Monday, January 2, 2017

January 2. Day 2. Hitting the bottle


Keep hydrated. That's the advice of all the emergency services for dealing with the heat. Without doubt, this is a good way of ensuring you don't die of heat exhaustion. But it will take a bit more than glasses of ice water to feel comfortable on a day like today.
The slogan for Queensland says beautiful one day, perfect the next" and mostly this is true. But there are days when words such as putrid and stinking come closer to the actuality.
Thus I did the only sensible thing - hid in the air conditioning with occasional breaks in the pool.
In the late afternoon, I did venture from the house. I drove in the air conditioned car to the air conditioned cinema.
There was no walk for the dogs - even though they have their summer haircuts, a walk seemed cruel. The heat of the footpath under their paws would have been torture. So they stayed inside as well. Their exercise involved Winkle battling Rumple to build a collection of all the dog chews left from Christmas. She won. She always does. And then the rain came and we all felt like winners.

Sunday, January 1, 2017

January 1. Day 1. Onwards and upwards


Here we go again. This is the 1828th day in a row I have blogged my life.
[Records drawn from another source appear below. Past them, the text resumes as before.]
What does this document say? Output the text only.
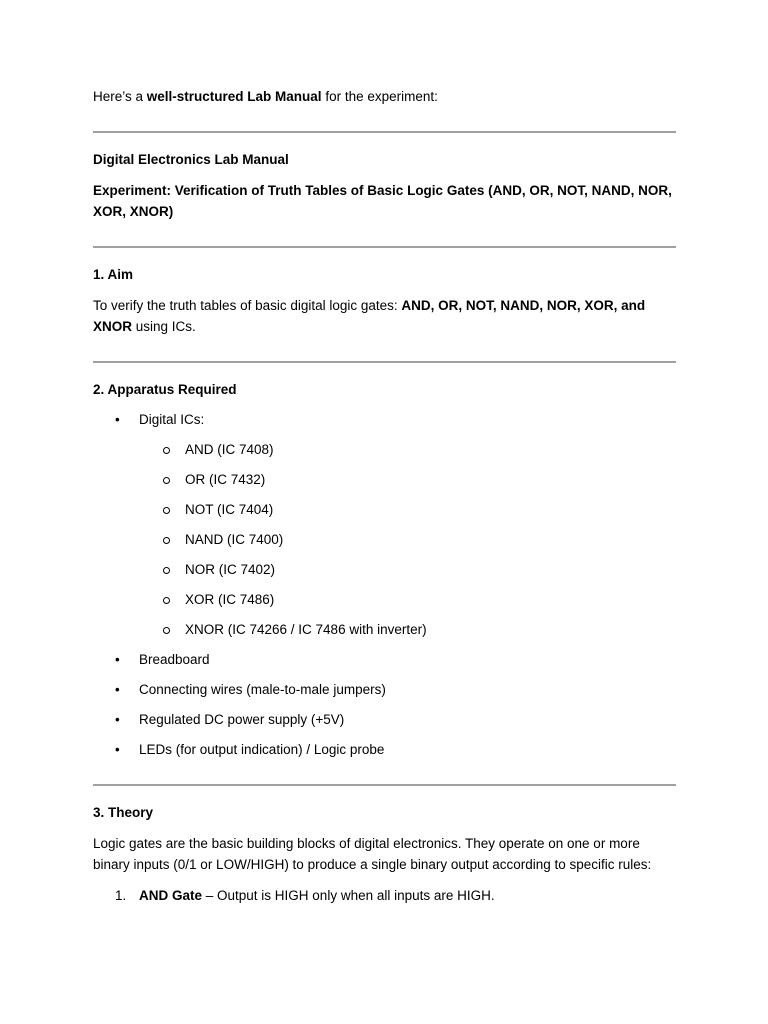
Here’s a well-structured Lab Manual for the experiment:

Digital Electronics Lab Manual

Experiment: Verification of Truth Tables of Basic Logic Gates (AND, OR, NOT, NAND, NOR, XOR, XNOR)

1. Aim

To verify the truth tables of basic digital logic gates: AND, OR, NOT, NAND, NOR, XOR, and XNOR using ICs.

2. Apparatus Required

• Digital ICs:
AND (IC 7408)
OR (IC 7432)
NOT (IC 7404)
NAND (IC 7400)
NOR (IC 7402)
XOR (IC 7486)
XNOR (IC 74266 / IC 7486 with inverter)
• Breadboard
• Connecting wires (male-to-male jumpers)
• Regulated DC power supply (+5V)
• LEDs (for output indication) / Logic probe

3. Theory

Logic gates are the basic building blocks of digital electronics. They operate on one or more binary inputs (0/1 or LOW/HIGH) to produce a single binary output according to specific rules:

1. AND Gate – Output is HIGH only when all inputs are HIGH.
Madness, especially since it was meant to be for a year. Some people never know when to give up.
I shall start the year with a summary of 2016 in my family's life as written for the annual Christmas letter.

Susan

Passed a quarter of a million page views on her blog (well almost)

Was accepted on a Poynter Institute Media Innovations study tour to the US

Continued to hate marking with a burning passion

Relished being able to see more than 250 stage productions as ABC Radio’s Brisbane theatre reviewer

Ate more calories in a week in the US than in the whole of the rest of the year

Cared more than is strictly necessary for the old lady who lives next door

Said “the roads are no longer safe” rather a lot



Charles

Passed Silver Frequent Flyer status with Qantas

Was accepted as a member of the Institute of Public Accountants

Continued to hate Australian tabloid newspapers with a burning passion

Relished the opportunity to run the successful Australian National Bridge Championship

Ate anywhere he could find that served Scotch egg, black pudding or  kippers

Cared more than is strictly necessary about the politics of bridge

Said  “where’s the remote control?” rather a lot



Oliver

Passed his driver’s licence test

Was accepted into the Bachelor of Fine Arts (Drama) at QUT for 2017

Continued to hate the lack of a girlfriend with a burning passion

Relished being a full time acting student

Ate at restaurants more often than reasonable for a person with no income

Cared more than is strictly necessary about the Hamilton, the American musical

Said “pass me a cider” rather a lot



Rumple and Winkle

Passed the 5500 followers mark on their Instagram account @pawfectpetential

Accepted the need to pose for hundreds of photos for Instagram

Continued to hate the cat next door with a burning passion

Relished all opportunities to steal and eat undies

Ate more chicken breasts than most humans

Cared more than is strictly necessary about the movements of the neighbourhood cat

Said “we’ll get that cat one day” rather a lot

As  I shall not speak for the others I shall now predict what I'll be saying about 2017. It is possible my crystal ball is a bit hazy

 In 2017, Susan
Passed the test needed to join the space program
Accepted a nobel prize
Continued  to enjoy working out with a burning passion
Relished being a lady of leisure after retiring early due to a Lotto win
Ate a healthy balanced diet
Cared more about her washboard stomach than strictly necessary
Said  "I bet you wish you were me" rather a lot

In the unlikely event of any or all of those things not happening, I'd accept ending the year still enjoying time with all my nearest and dearest around, feeling tired less often and a few kilos lighter. Is that too much to ask?